EEXAMPLES OF GRAPHING RATIONAL FUNCTIONS

To graph any rational function, we have to analyze the following.

Identify the points of discontinuity, holes, vertical asymptotes, x – intercepts, horizontal asymptote, and domain of each.

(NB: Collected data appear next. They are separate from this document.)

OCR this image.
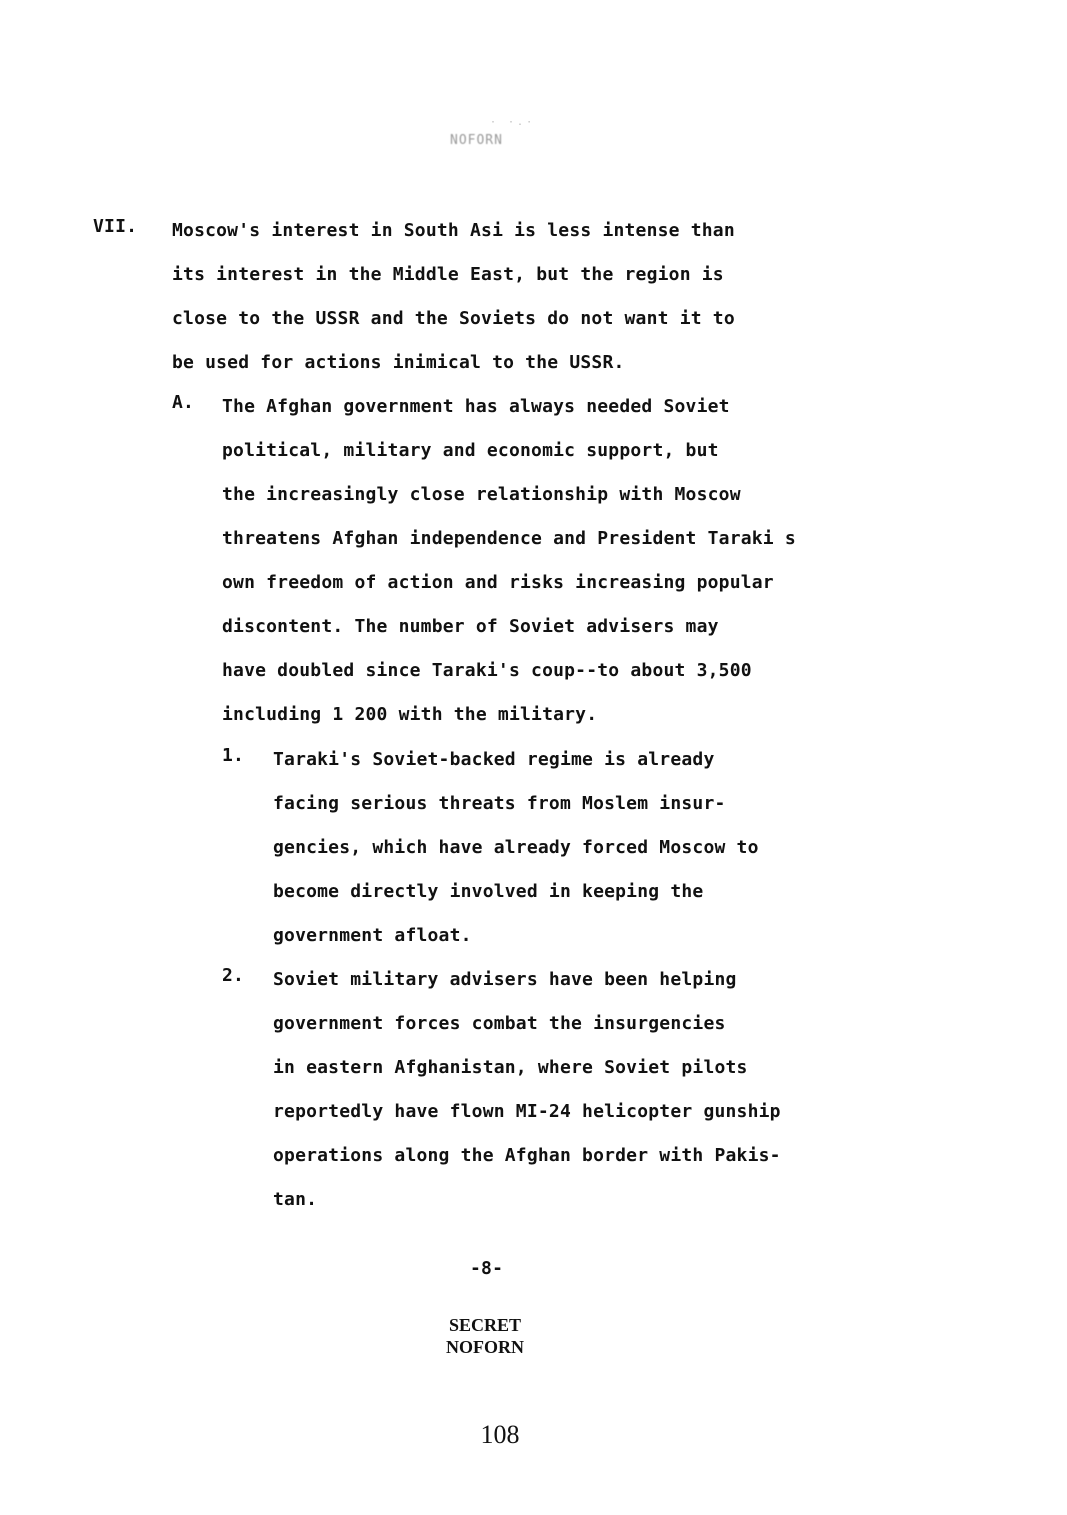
· ·.·
NOFORN
VII. Moscow's interest in South Asi is less intense than
its interest in the Middle East, but the region is
close to the USSR and the Soviets do not want it to
be used for actions inimical to the USSR.
A. The Afghan government has always needed Soviet
political, military and economic support, but
the increasingly close relationship with Moscow
threatens Afghan independence and President Taraki s
own freedom of action and risks increasing popular
discontent. The number of Soviet advisers may
have doubled since Taraki's coup--to about 3,500
including 1 200 with the military.
1. Taraki's Soviet-backed regime is already
facing serious threats from Moslem insur-
gencies, which have already forced Moscow to
become directly involved in keeping the
government afloat.
2. Soviet military advisers have been helping
government forces combat the insurgencies
in eastern Afghanistan, where Soviet pilots
reportedly have flown MI-24 helicopter gunship
operations along the Afghan border with Pakis-
tan.
-8-
SECRET
NOFORN
108
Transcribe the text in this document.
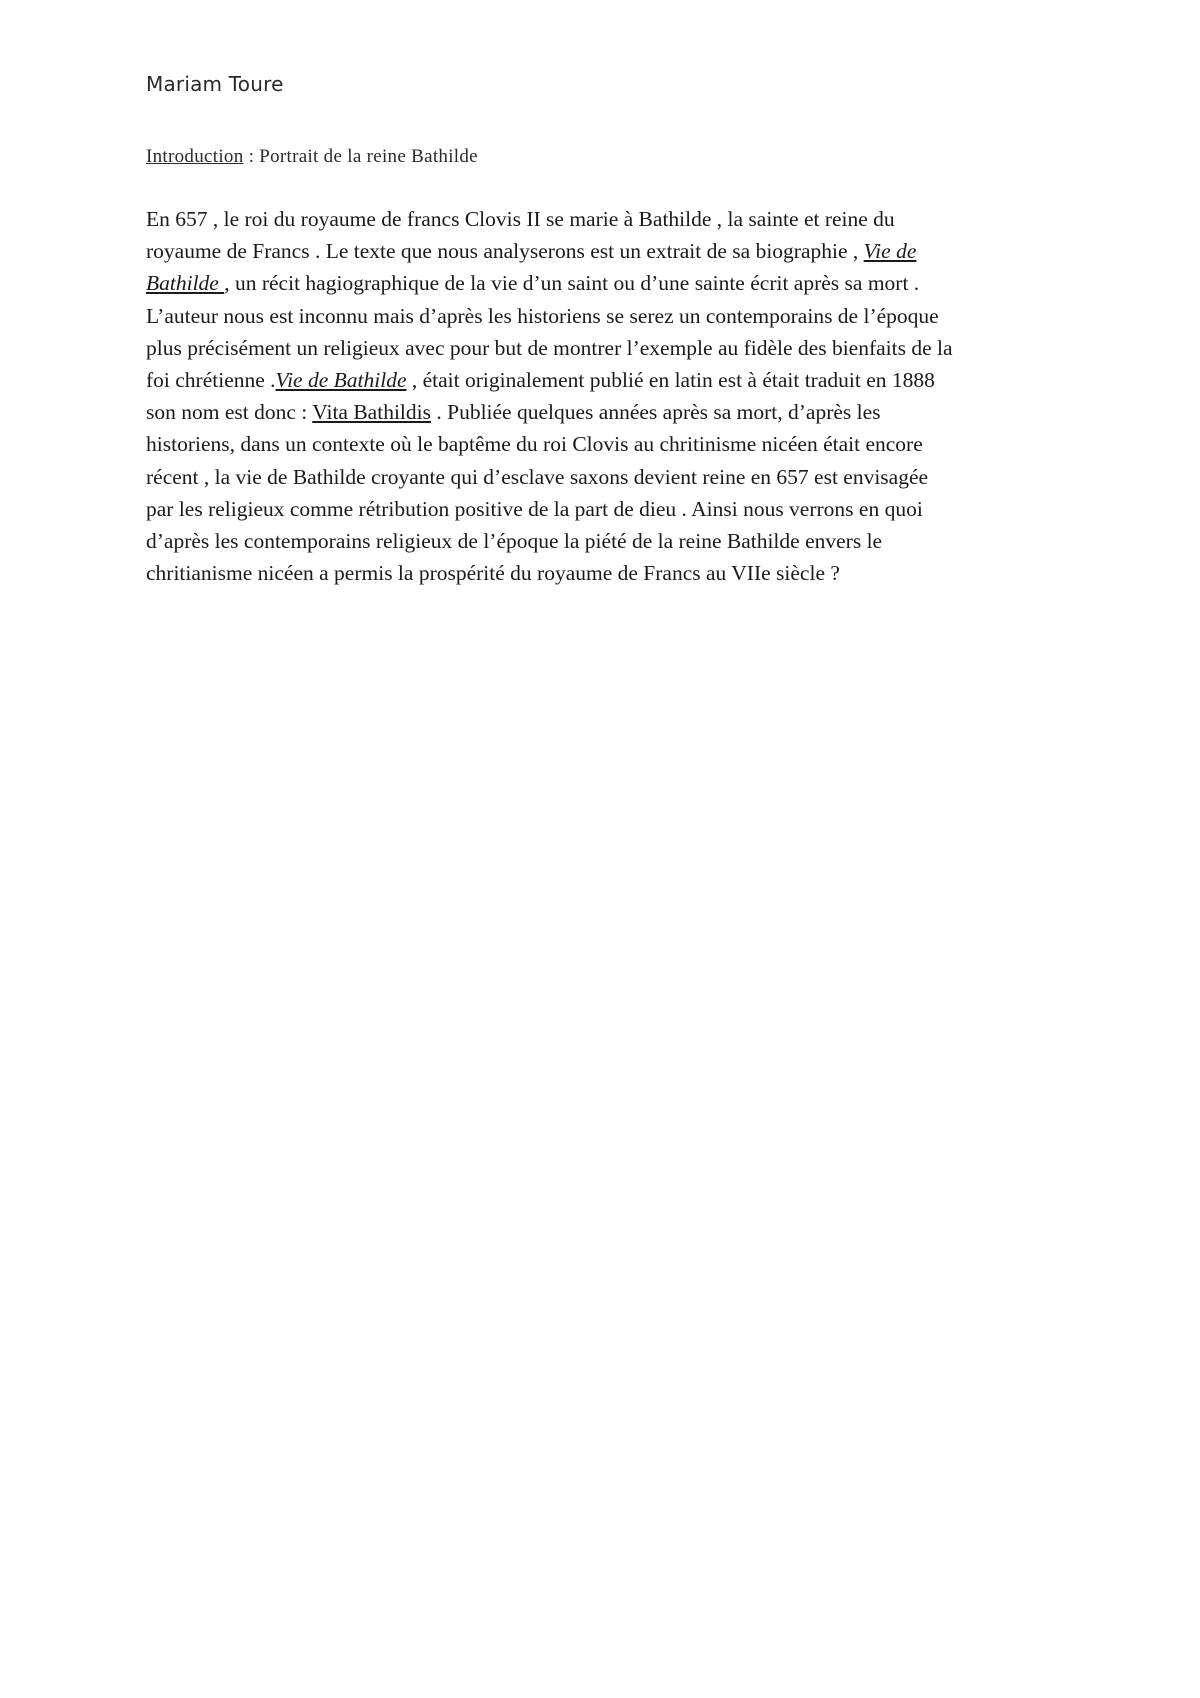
Mariam Toure
Introduction : Portrait de la reine Bathilde
En 657 , le roi du royaume de francs Clovis II se marie à Bathilde , la sainte et reine du
royaume de Francs . Le texte que nous analyserons est un extrait de sa biographie , Vie de
Bathilde , un récit hagiographique de la vie d’un saint ou d’une sainte écrit après sa mort .
L’auteur nous est inconnu mais d’après les historiens se serez un contemporains de l’époque
plus précisément un religieux avec pour but de montrer l’exemple au fidèle des bienfaits de la
foi chrétienne .Vie de Bathilde , était originalement publié en latin est à était traduit en 1888
son nom est donc : Vita Bathildis . Publiée quelques années après sa mort, d’après les
historiens, dans un contexte où le baptême du roi Clovis au chritinisme nicéen était encore
récent , la vie de Bathilde croyante qui d’esclave saxons devient reine en 657 est envisagée
par les religieux comme rétribution positive de la part de dieu . Ainsi nous verrons en quoi
d’après les contemporains religieux de l’époque la piété de la reine Bathilde envers le
chritianisme nicéen a permis la prospérité du royaume de Francs au VIIe siècle ?
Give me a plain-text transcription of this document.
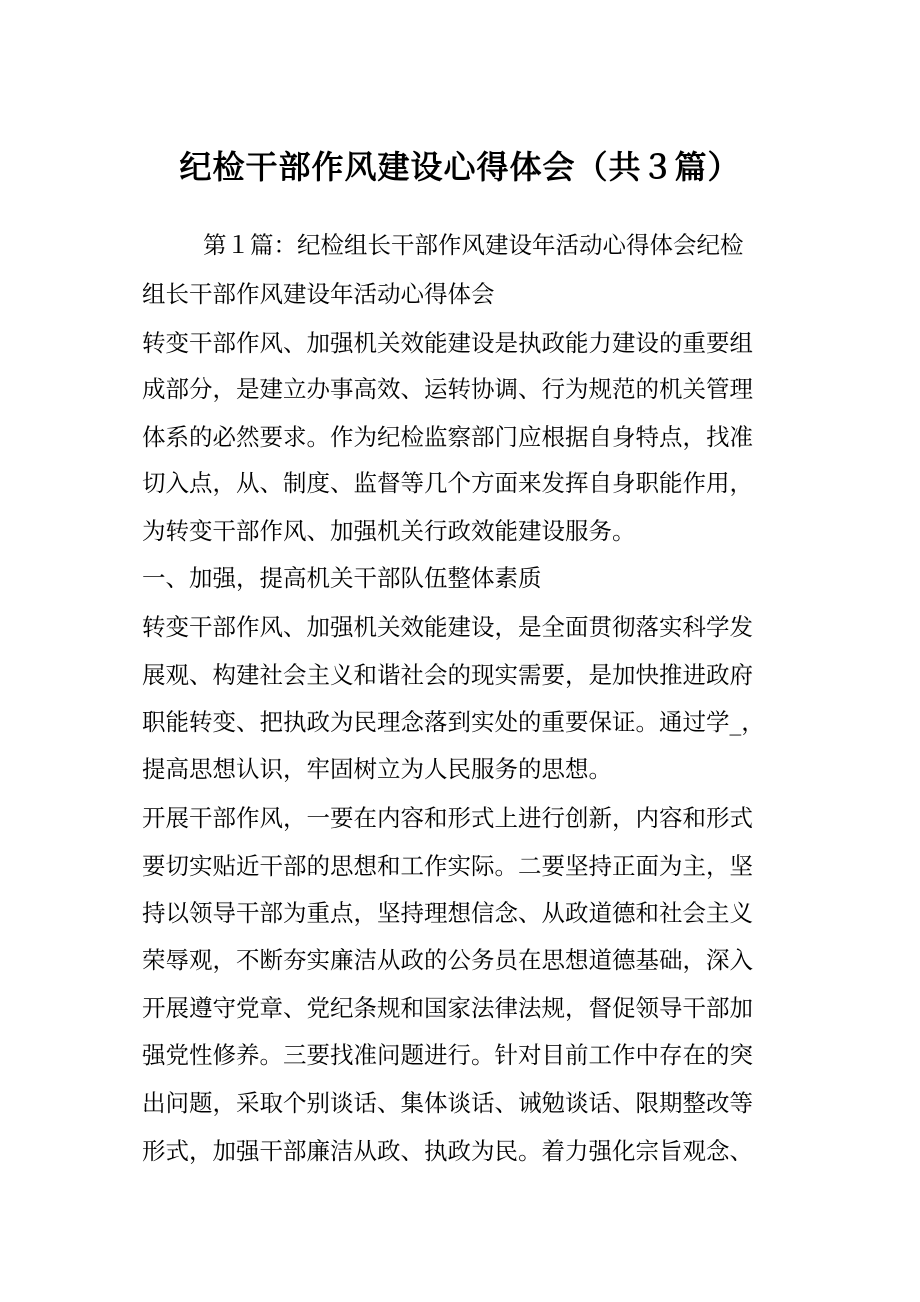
纪检干部作风建设心得体会（共３篇）

第１篇：纪检组长干部作风建设年活动心得体会纪检

组长干部作风建设年活动心得体会

转变干部作风、加强机关效能建设是执政能力建设的重要组

成部分，是建立办事高效、运转协调、行为规范的机关管理

体系的必然要求。作为纪检监察部门应根据自身特点，找准

切入点，从、制度、监督等几个方面来发挥自身职能作用，

为转变干部作风、加强机关行政效能建设服务。

一、加强，提高机关干部队伍整体素质

转变干部作风、加强机关效能建设，是全面贯彻落实科学发

展观、构建社会主义和谐社会的现实需要，是加快推进政府

职能转变、把执政为民理念落到实处的重要保证。通过学_，

提高思想认识，牢固树立为人民服务的思想。

开展干部作风，一要在内容和形式上进行创新，内容和形式

要切实贴近干部的思想和工作实际。二要坚持正面为主，坚

持以领导干部为重点，坚持理想信念、从政道德和社会主义

荣辱观，不断夯实廉洁从政的公务员在思想道德基础，深入

开展遵守党章、党纪条规和国家法律法规，督促领导干部加

强党性修养。三要找准问题进行。针对目前工作中存在的突

出问题，采取个别谈话、集体谈话、诫勉谈话、限期整改等

形式，加强干部廉洁从政、执政为民。着力强化宗旨观念、
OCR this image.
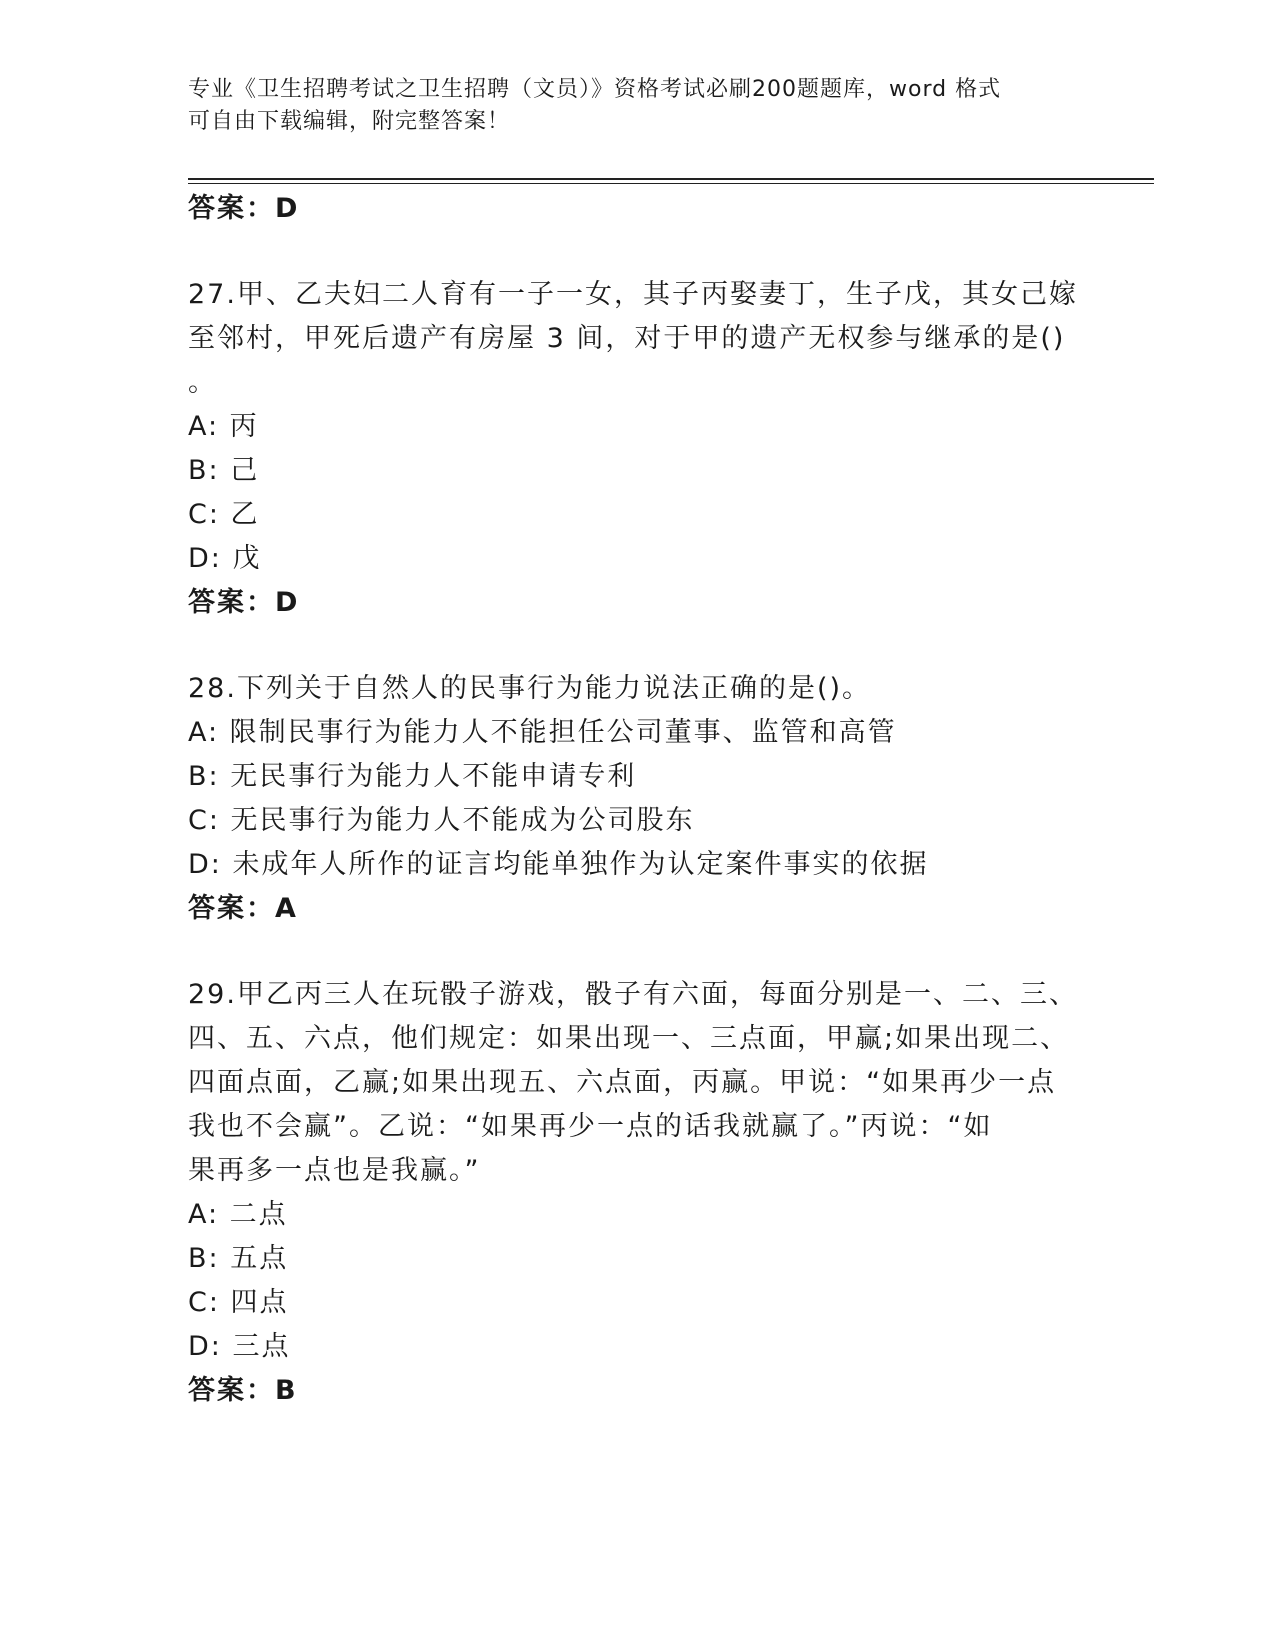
专业《卫生招聘考试之卫生招聘（文员）》资格考试必刷200题题库，word 格式
可自由下载编辑，附完整答案！
答案：D
27.甲、乙夫妇二人育有一子一女，其子丙娶妻丁，生子戊，其女己嫁
至邻村，甲死后遗产有房屋 3 间，对于甲的遗产无权参与继承的是()
。
A: 丙
B: 己
C: 乙
D: 戊
答案：D
28.下列关于自然人的民事行为能力说法正确的是()。
A: 限制民事行为能力人不能担任公司董事、监管和高管
B: 无民事行为能力人不能申请专利
C: 无民事行为能力人不能成为公司股东
D: 未成年人所作的证言均能单独作为认定案件事实的依据
答案：A
29.甲乙丙三人在玩骰子游戏，骰子有六面，每面分别是一、二、三、
四、五、六点，他们规定：如果出现一、三点面，甲赢;如果出现二、
四面点面，乙赢;如果出现五、六点面，丙赢。甲说：“如果再少一点
我也不会赢”。乙说：“如果再少一点的话我就赢了。”丙说：“如
果再多一点也是我赢。”
A: 二点
B: 五点
C: 四点
D: 三点
答案：B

Then sketch the graph.

Example 1 :

f(x) = -3/x

Solution :

Discontinuity :

f(x) = -3/x

The function is discontinuous at x = 0.

Holes :

None

Vertical asymptote :

f(x) = -3/x

So, the vertical asymptotes at x = 0.

X – intercepts :

f(x) = -3/x

So, the x – intercepts is none.

Horizontal asymptote :

f(x) = -3/x

degree of numerator < degree of denominator

So, equation of the horizontal asymptote is y = 0 which is the x – axis.

Domain :

When x = 0

So, all real values except 0.

Example 2 :

f(x) = (x³ + x² – 12x)/(x³ – x² – 6x)

Solution :

Discontinuity :

f(x) = (x³ + x² – 12x)/(x³ – x² – 6x)

 x³ + x² – 12x = x(x² + x – 12)

x³ – x² – 6x = x(x² – x – 6)

By factoring,

x² + x – 12 = (x - 3) (x + 4)

x² – x – 6 = (x + 2) (x – 3)

f(x) = x(x – 3) (x + 4)/x(x + 2) (x – 3)

The function is discontinuous at x = 0, x = -2 and x = 3.

Holes :

x = 0

x – 3 = 0

x = 3

So, there is a hole at x = 0, x = 3.

Vertical asymptote :

x + 2 = 0

x = -2

 So, the vertical asymptote at x = -2.

X – intercepts :

f(x) = x(x – 3) (x + 4)/x(x + 2) (x – 3)

X – intercepts occurs when y = 0.

f(0) = (x + 4)/(x + 2)

x + 4 = 0

x = -4

So, the x – intercepts is -4.

Horizontal asymptote :

f(x) = (x³ + x² – 12x)/(x³ – x² – 6x)

degree of numerator = degree of denominator

y = leading coefficient of N(x)/leading coefficient of D(x).

So, equation of the horizontal asymptote is y = 1.

Domain :

When x = 0 ,x + 2 = 0 and x – 3 = 0

x = 0, x = -2 and x = 3

So, all real values except 0, -2 and 3.